We might be ready one day, however. I am finding babies cuter and cuter, much more so than I have in my early 20s. I see a pretty biracial toddler with straight black bangs and a bowl haircut, and I start wondering… well, maybe it wouldn’t be so bad to have one of those. Perhaps the biological imperative cannot be denied. If so, here is what I’d like to have accomplished financially before CB and I bring a baby into this world.
- Save up an adequate retirement fund. I am not sure what “adequate” means just yet… but $250,000 sounds like a good number.

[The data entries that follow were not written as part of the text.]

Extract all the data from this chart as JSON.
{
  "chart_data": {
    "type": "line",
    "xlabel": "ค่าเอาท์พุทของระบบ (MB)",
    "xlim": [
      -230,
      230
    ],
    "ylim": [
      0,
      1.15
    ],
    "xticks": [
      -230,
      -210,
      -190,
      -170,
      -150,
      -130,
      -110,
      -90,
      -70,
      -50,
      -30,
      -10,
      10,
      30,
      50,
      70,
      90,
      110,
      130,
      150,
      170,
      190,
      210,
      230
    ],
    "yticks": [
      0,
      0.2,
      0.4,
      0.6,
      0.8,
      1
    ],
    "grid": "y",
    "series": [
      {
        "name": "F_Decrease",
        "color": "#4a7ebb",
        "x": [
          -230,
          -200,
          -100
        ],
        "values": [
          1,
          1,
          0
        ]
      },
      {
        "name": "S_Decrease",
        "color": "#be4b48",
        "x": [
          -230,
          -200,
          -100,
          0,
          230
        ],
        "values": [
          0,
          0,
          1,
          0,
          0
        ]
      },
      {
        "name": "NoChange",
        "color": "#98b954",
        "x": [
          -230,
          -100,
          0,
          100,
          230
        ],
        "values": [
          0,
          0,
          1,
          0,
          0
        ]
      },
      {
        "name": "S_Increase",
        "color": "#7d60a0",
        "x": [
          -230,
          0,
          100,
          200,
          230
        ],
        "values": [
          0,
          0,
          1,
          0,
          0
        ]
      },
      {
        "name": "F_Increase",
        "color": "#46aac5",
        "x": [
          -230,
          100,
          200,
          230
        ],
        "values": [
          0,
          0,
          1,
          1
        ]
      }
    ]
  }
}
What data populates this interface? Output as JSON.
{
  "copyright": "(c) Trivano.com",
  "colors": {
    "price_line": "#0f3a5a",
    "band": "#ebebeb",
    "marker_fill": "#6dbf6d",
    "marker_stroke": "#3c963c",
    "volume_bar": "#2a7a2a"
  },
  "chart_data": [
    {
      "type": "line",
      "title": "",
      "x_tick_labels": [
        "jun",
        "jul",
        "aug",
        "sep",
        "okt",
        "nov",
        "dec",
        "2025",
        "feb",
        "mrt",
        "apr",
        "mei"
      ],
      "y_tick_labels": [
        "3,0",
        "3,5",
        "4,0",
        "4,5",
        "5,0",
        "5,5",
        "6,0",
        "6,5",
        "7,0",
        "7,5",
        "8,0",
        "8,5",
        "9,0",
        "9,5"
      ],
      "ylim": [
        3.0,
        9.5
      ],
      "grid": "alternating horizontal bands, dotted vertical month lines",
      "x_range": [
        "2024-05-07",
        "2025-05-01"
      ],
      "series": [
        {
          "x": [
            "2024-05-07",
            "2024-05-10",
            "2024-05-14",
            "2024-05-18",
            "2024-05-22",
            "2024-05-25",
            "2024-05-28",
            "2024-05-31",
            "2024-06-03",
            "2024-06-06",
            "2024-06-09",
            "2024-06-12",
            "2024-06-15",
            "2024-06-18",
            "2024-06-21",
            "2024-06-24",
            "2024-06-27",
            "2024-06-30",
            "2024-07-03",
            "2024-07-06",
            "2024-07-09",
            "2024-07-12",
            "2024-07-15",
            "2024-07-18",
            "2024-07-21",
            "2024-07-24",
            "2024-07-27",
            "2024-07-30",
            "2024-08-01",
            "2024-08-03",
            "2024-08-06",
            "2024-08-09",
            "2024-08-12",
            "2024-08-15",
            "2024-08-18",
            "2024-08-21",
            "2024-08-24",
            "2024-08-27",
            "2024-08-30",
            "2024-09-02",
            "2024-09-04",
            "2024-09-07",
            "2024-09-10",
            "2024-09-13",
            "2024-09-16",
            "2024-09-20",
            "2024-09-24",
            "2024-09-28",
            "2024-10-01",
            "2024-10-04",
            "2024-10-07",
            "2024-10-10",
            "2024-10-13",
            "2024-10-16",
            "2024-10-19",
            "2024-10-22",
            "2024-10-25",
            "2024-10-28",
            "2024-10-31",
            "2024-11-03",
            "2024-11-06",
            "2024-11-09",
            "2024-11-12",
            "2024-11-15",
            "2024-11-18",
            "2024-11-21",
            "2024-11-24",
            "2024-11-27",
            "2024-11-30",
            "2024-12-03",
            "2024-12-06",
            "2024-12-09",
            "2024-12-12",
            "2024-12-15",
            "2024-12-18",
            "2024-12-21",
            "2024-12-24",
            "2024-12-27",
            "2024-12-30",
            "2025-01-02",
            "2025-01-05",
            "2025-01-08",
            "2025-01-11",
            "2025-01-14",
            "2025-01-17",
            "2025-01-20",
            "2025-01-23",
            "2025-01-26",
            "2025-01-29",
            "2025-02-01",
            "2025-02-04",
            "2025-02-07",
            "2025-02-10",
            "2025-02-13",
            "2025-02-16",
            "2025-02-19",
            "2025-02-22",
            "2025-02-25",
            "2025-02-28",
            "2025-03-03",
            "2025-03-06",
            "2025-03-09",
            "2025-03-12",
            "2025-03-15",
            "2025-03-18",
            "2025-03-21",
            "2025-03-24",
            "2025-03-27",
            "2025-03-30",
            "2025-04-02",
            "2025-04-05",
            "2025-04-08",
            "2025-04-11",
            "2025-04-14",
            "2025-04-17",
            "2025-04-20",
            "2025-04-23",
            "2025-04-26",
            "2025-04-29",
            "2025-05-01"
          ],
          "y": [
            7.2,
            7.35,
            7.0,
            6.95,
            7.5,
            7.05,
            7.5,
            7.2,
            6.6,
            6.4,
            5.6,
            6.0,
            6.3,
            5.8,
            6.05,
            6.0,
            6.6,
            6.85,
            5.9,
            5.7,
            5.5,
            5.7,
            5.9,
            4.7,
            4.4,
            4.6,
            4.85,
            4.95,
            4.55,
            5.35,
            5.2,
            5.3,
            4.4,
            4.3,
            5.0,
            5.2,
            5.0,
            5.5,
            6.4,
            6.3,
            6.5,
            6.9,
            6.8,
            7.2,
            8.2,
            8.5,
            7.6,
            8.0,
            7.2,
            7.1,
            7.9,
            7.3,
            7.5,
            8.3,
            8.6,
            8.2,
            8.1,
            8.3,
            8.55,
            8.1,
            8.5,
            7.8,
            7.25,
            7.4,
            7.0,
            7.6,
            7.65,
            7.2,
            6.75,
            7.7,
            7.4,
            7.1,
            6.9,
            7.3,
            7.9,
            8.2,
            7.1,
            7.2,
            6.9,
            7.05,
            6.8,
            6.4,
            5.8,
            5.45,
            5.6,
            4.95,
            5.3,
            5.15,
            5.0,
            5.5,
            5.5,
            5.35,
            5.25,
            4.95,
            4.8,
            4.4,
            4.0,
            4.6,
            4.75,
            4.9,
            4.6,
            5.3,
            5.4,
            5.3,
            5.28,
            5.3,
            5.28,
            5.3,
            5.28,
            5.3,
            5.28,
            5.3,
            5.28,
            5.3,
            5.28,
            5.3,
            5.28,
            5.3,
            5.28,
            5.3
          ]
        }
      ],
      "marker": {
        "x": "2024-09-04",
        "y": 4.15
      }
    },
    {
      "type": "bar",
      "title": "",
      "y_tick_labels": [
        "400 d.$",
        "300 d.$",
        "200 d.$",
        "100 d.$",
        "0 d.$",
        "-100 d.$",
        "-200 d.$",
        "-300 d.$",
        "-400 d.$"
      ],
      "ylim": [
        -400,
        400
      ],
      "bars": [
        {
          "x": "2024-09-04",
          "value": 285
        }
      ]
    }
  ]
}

- Achieve an income and a level in our careers that would allow us to continue to save for retirement, give the kid a leg-up, provide childcare, and buy a modicum of balance.
- Live in the same city. This may seem like a no-brainer, but given that we will likely move to different states a month after the wedding, I’d like to ensure that we will not be in a long-distance relationship WITH a kid.
- Pay off our student loans because baring a mortgage, I really would like to be debt-free by the time we have a kid.
On the one hand, I can chalk these goals up to my Type A personality and my desire to really, truly, prepare financially before we are responsible for another human being. On the other hand, setting these very high financial goals may just be a way for us to delay becoming parents without shutting the door on parenthood. I don’t know what is the “right” level of financial security before you have a child. Obviously, people have become parents under less-than-ideal circumstances and still have raised great children. And obviously there are very wealthy parents who are horrible parents. But most of the time, parents are just trying to do the best they can with the resources they’ve got. The truth is, I am not confident in my ability to be a good mother, but I’d like to have as many ducks in a row as I can to mitigate that uncertainty. Having more resources have to be better than having fewer, right?